Former US Ambassador to India David Mulford, who served for five years in Delhi during the George W Bush administration, has sated that Washington should apologised publicly for the way former New York Indian Consul General Devyani Khobragade was strip and cavity searched last December following her arrest for alleged exploitation of her maid.
Mulford, now vice chairman international at Credit Suisse, speaking at a Capitol Hill conference titled US-India: The Road Ahead, hosted by the US-India Political Action Committee, said, ‘The United States has allowed the Indian relationship to weaken and to lose its punch, and this is something that desperately in my view, needs to be repaired.’

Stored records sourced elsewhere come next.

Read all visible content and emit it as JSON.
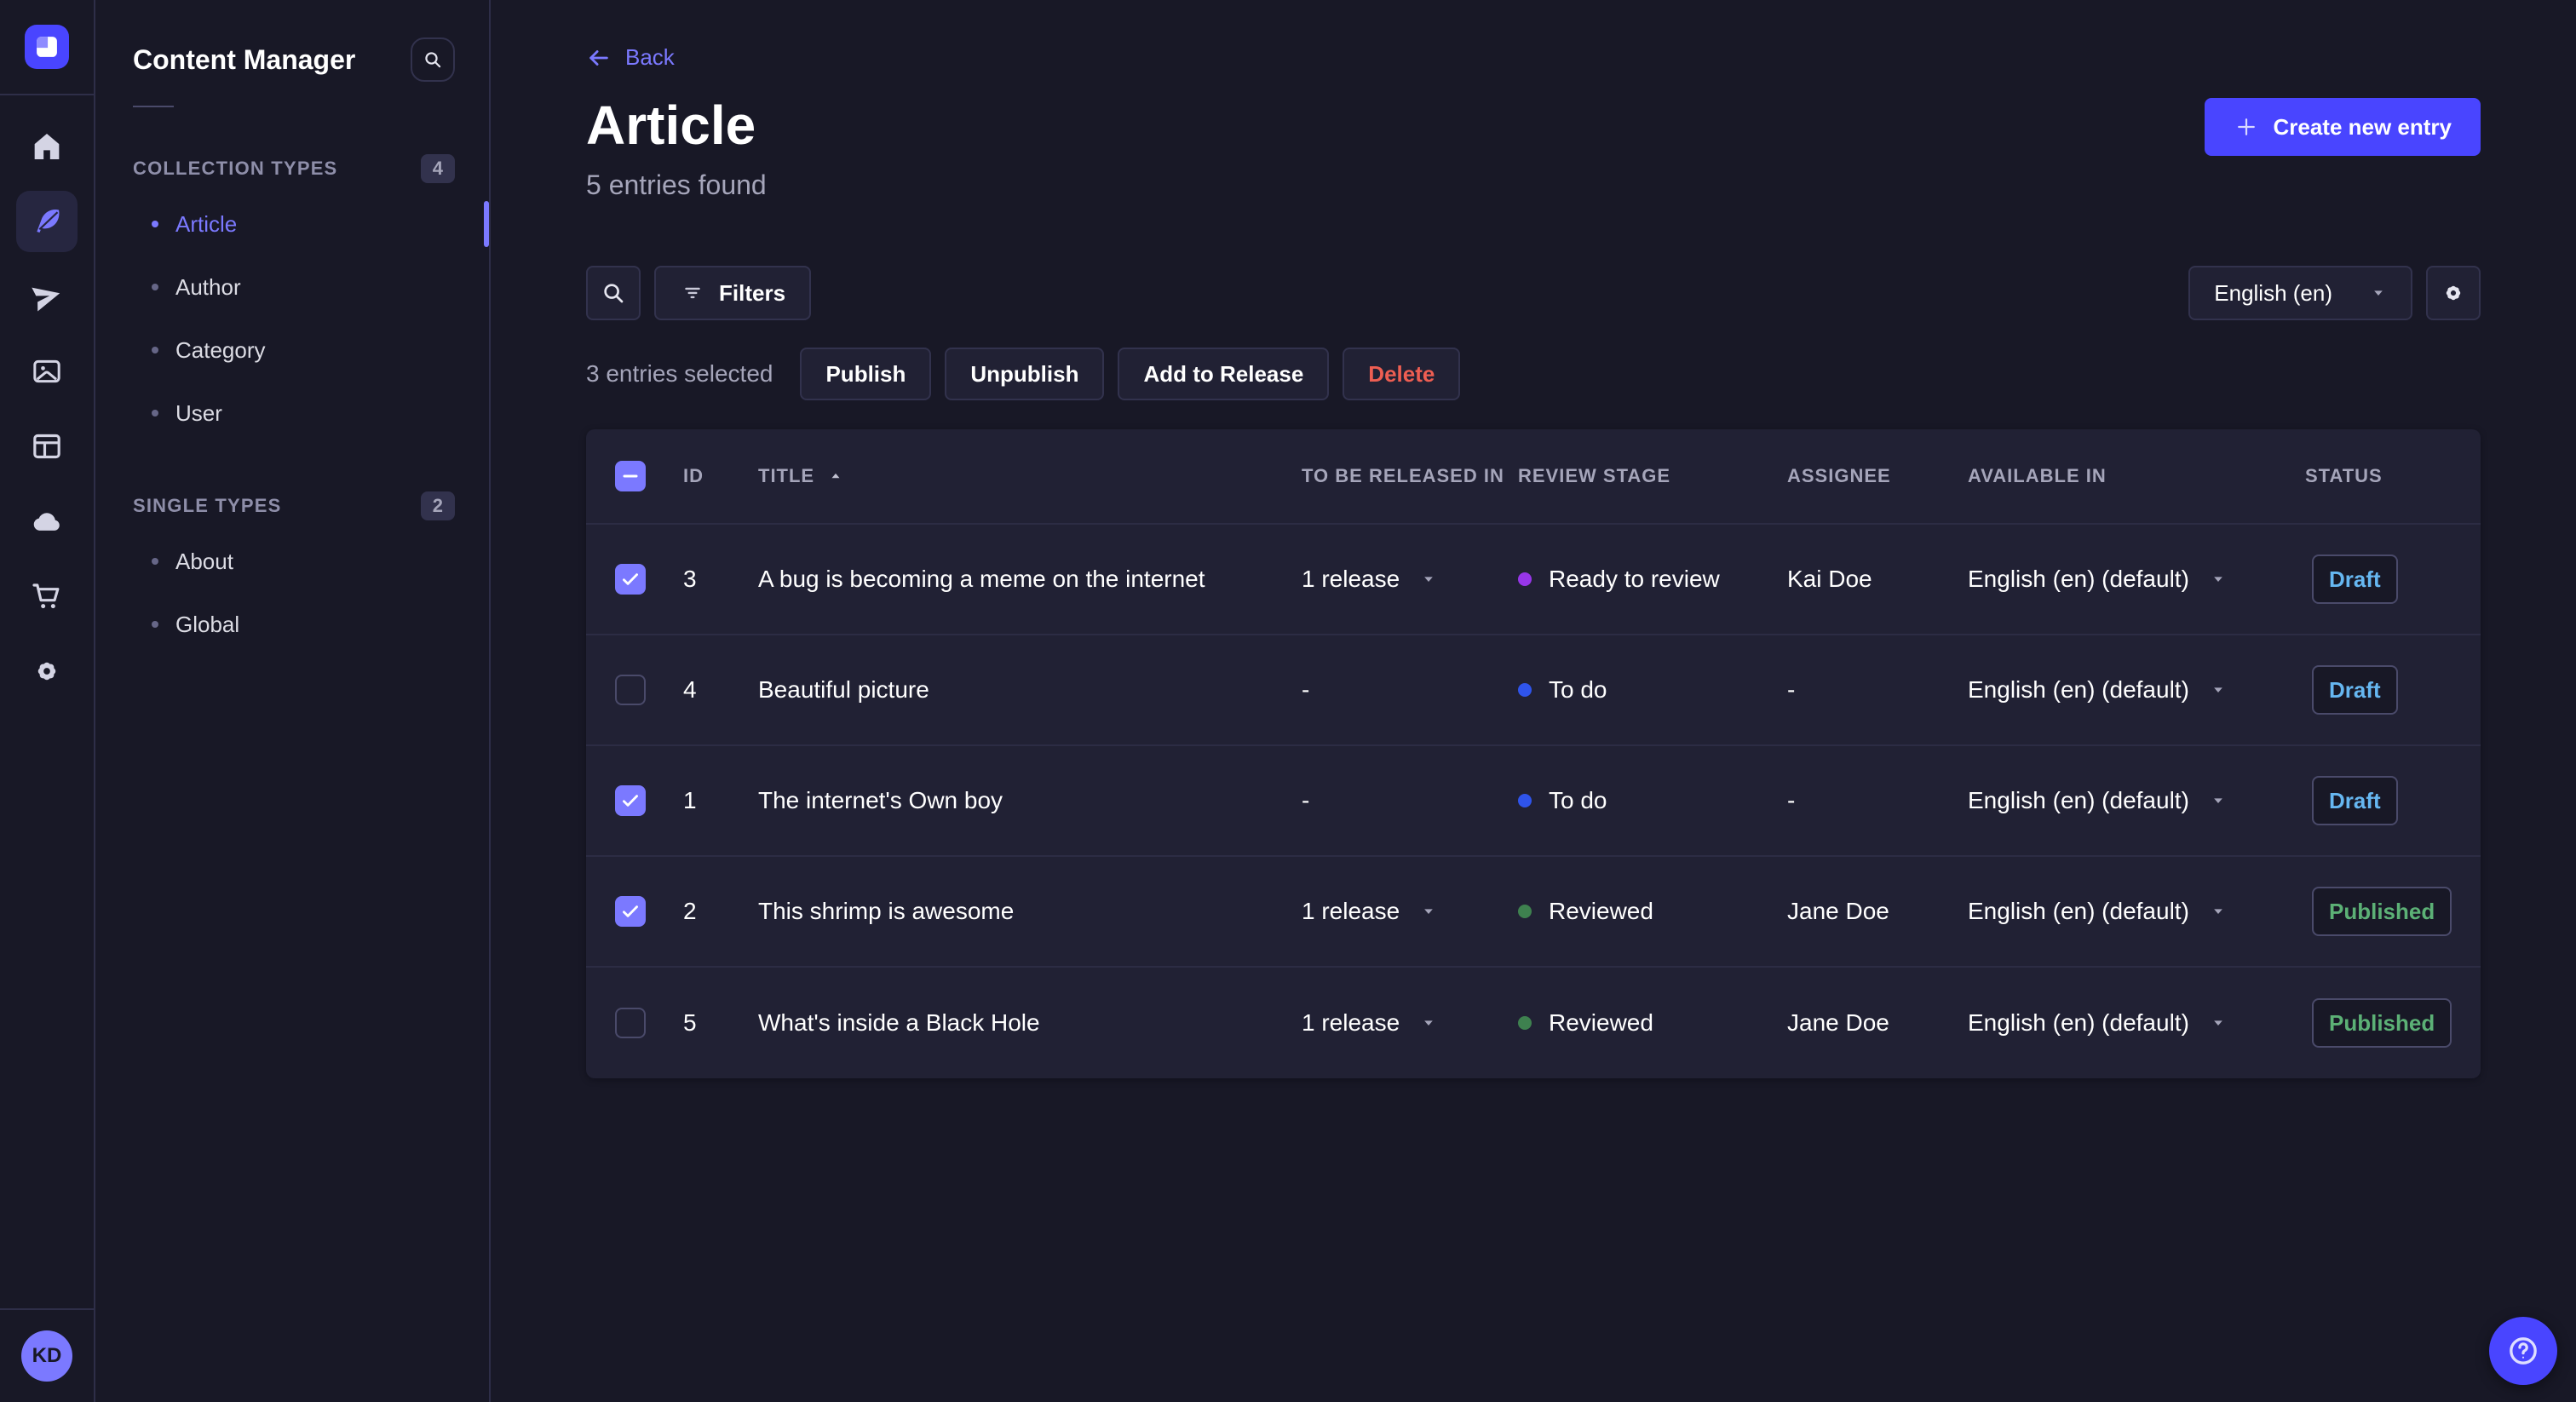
{
  "colors": {
    "primary": "#4945ff",
    "primary_light": "#7b79ff",
    "danger": "#ee5e52",
    "draft_text": "#66b7f1",
    "published_text": "#5cb176"
  },
  "nav_rail": {
    "logo_icon": "strapi-logo-icon",
    "items": [
      {
        "icon": "home-icon",
        "active": false
      },
      {
        "icon": "feather-icon",
        "active": true
      },
      {
        "icon": "paper-plane-icon",
        "active": false
      },
      {
        "icon": "images-icon",
        "active": false
      },
      {
        "icon": "layout-icon",
        "active": false
      },
      {
        "icon": "cloud-icon",
        "active": false
      },
      {
        "icon": "cart-icon",
        "active": false
      },
      {
        "icon": "gear-icon",
        "active": false
      }
    ],
    "avatar_initials": "KD"
  },
  "subnav": {
    "title": "Content Manager",
    "search_icon": "search-icon",
    "sections": [
      {
        "label": "COLLECTION TYPES",
        "count": "4",
        "items": [
          {
            "label": "Article",
            "active": true
          },
          {
            "label": "Author",
            "active": false
          },
          {
            "label": "Category",
            "active": false
          },
          {
            "label": "User",
            "active": false
          }
        ]
      },
      {
        "label": "SINGLE TYPES",
        "count": "2",
        "items": [
          {
            "label": "About",
            "active": false
          },
          {
            "label": "Global",
            "active": false
          }
        ]
      }
    ]
  },
  "header": {
    "back_label": "Back",
    "back_icon": "arrow-left-icon",
    "title": "Article",
    "subtitle": "5 entries found",
    "create_label": "Create new entry",
    "create_icon": "plus-icon"
  },
  "toolbar": {
    "search_icon": "search-icon",
    "filter_icon": "filter-icon",
    "filters_label": "Filters",
    "locale_value": "English (en)",
    "locale_caret_icon": "caret-down-icon",
    "settings_icon": "gear-icon"
  },
  "selection": {
    "text": "3 entries selected",
    "actions": [
      {
        "label": "Publish",
        "danger": false
      },
      {
        "label": "Unpublish",
        "danger": false
      },
      {
        "label": "Add to Release",
        "danger": false
      },
      {
        "label": "Delete",
        "danger": true
      }
    ]
  },
  "table": {
    "sort_icon": "sort-asc-icon",
    "caret_icon": "caret-down-icon",
    "columns": {
      "id": "ID",
      "title": "TITLE",
      "release": "TO BE RELEASED IN",
      "stage": "REVIEW STAGE",
      "assignee": "ASSIGNEE",
      "available": "AVAILABLE IN",
      "status": "STATUS"
    },
    "rows": [
      {
        "checked": true,
        "id": "3",
        "title": "A bug is becoming a meme on the internet",
        "release": "1 release",
        "has_release": true,
        "stage": "Ready to review",
        "stage_color": "#9736e8",
        "assignee": "Kai Doe",
        "locale": "English (en) (default)",
        "status": "Draft",
        "status_color": "#66b7f1"
      },
      {
        "checked": false,
        "id": "4",
        "title": "Beautiful picture",
        "release": "-",
        "has_release": false,
        "stage": "To do",
        "stage_color": "#2f54eb",
        "assignee": "-",
        "locale": "English (en) (default)",
        "status": "Draft",
        "status_color": "#66b7f1"
      },
      {
        "checked": true,
        "id": "1",
        "title": "The internet's Own boy",
        "release": "-",
        "has_release": false,
        "stage": "To do",
        "stage_color": "#2f54eb",
        "assignee": "-",
        "locale": "English (en) (default)",
        "status": "Draft",
        "status_color": "#66b7f1"
      },
      {
        "checked": true,
        "id": "2",
        "title": "This shrimp is awesome",
        "release": "1 release",
        "has_release": true,
        "stage": "Reviewed",
        "stage_color": "#3e814f",
        "assignee": "Jane Doe",
        "locale": "English (en) (default)",
        "status": "Published",
        "status_color": "#5cb176"
      },
      {
        "checked": false,
        "id": "5",
        "title": "What's inside a Black Hole",
        "release": "1 release",
        "has_release": true,
        "stage": "Reviewed",
        "stage_color": "#3e814f",
        "assignee": "Jane Doe",
        "locale": "English (en) (default)",
        "status": "Published",
        "status_color": "#5cb176"
      }
    ]
  },
  "fab": {
    "icon": "help-icon"
  }
}
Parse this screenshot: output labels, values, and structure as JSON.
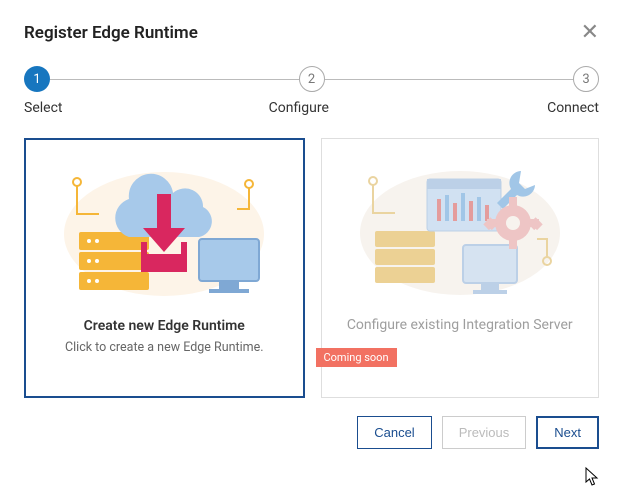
{
  "header": {
    "title": "Register Edge Runtime"
  },
  "stepper": {
    "steps": [
      {
        "num": "1",
        "label": "Select",
        "active": true
      },
      {
        "num": "2",
        "label": "Configure",
        "active": false
      },
      {
        "num": "3",
        "label": "Connect",
        "active": false
      }
    ]
  },
  "cards": {
    "create": {
      "title": "Create new Edge Runtime",
      "subtitle": "Click to create a new Edge Runtime."
    },
    "configure": {
      "title": "Configure existing Integration Server",
      "badge": "Coming soon"
    }
  },
  "footer": {
    "cancel": "Cancel",
    "previous": "Previous",
    "next": "Next"
  }
}
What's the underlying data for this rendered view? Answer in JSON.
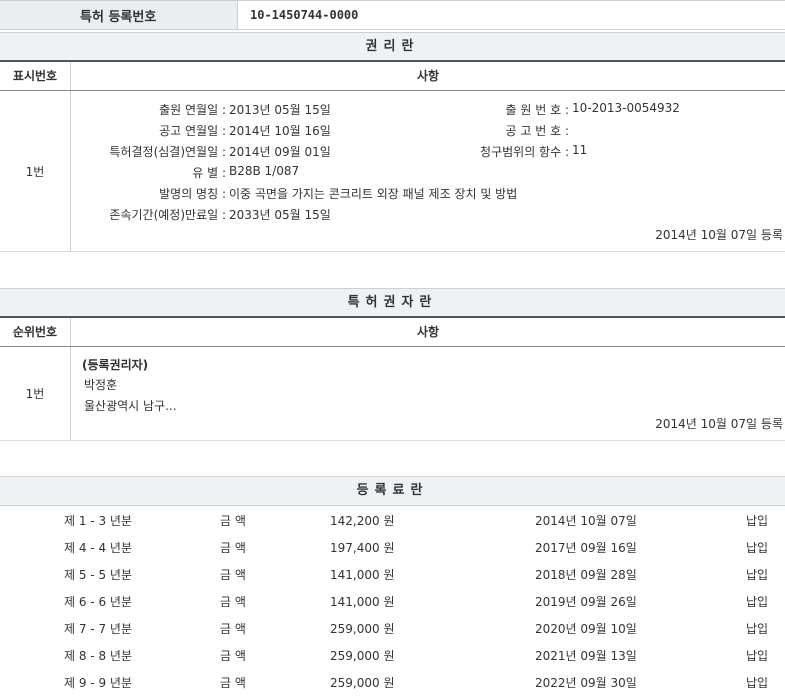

‘And, as part of that,’ he said, ‘I would like to apologise -- whether the administration does or not is another thing -- for the way in which your Deputy Consul General was treated quite unnecessarily with the overreaction that went on in the United States and rightly offended many Indians.’
Mulford said, ‘There was no excuse for the way in which that was handled in my view,’ and reiterated, ‘We should just say so and apologize.’
Meanwhile, Republican Congressman George Holding who is a member of the House Foreign Affairs Committee who led a Congressional delegation to India in December, which was shunned by among others, then BJP’s prime ministerial candidate Narendra Modi who refused to meet US lawmakers, said during that entire visit Indians were seething with anger at the treatment meted out to Khobragade and this had certainly ruptured Indo-US relations.
He said this manifestation was another example of the Obama administration allowing US foreign policy to be ‘adrift without much foresight or intent in looking ahead and making a long range plan and that has impacted to our detriment our relationship with India.’
Thus, Holding said, the recent ‘momentous election,’ and the advent of the Narendra Modi-led BJP government offers hope to reset this relationship.
‘It is my hope, and indeed something I have been urging this administration, to turn over a new leaf and engage, because this is the opportunity the United States has been looking for in a partner in India,’ he argued.
Harding noted that ‘Modi has said the 21st century will be India’s century, (but) I think the 21st century can be the century of the Indo-US alliance in a big way.’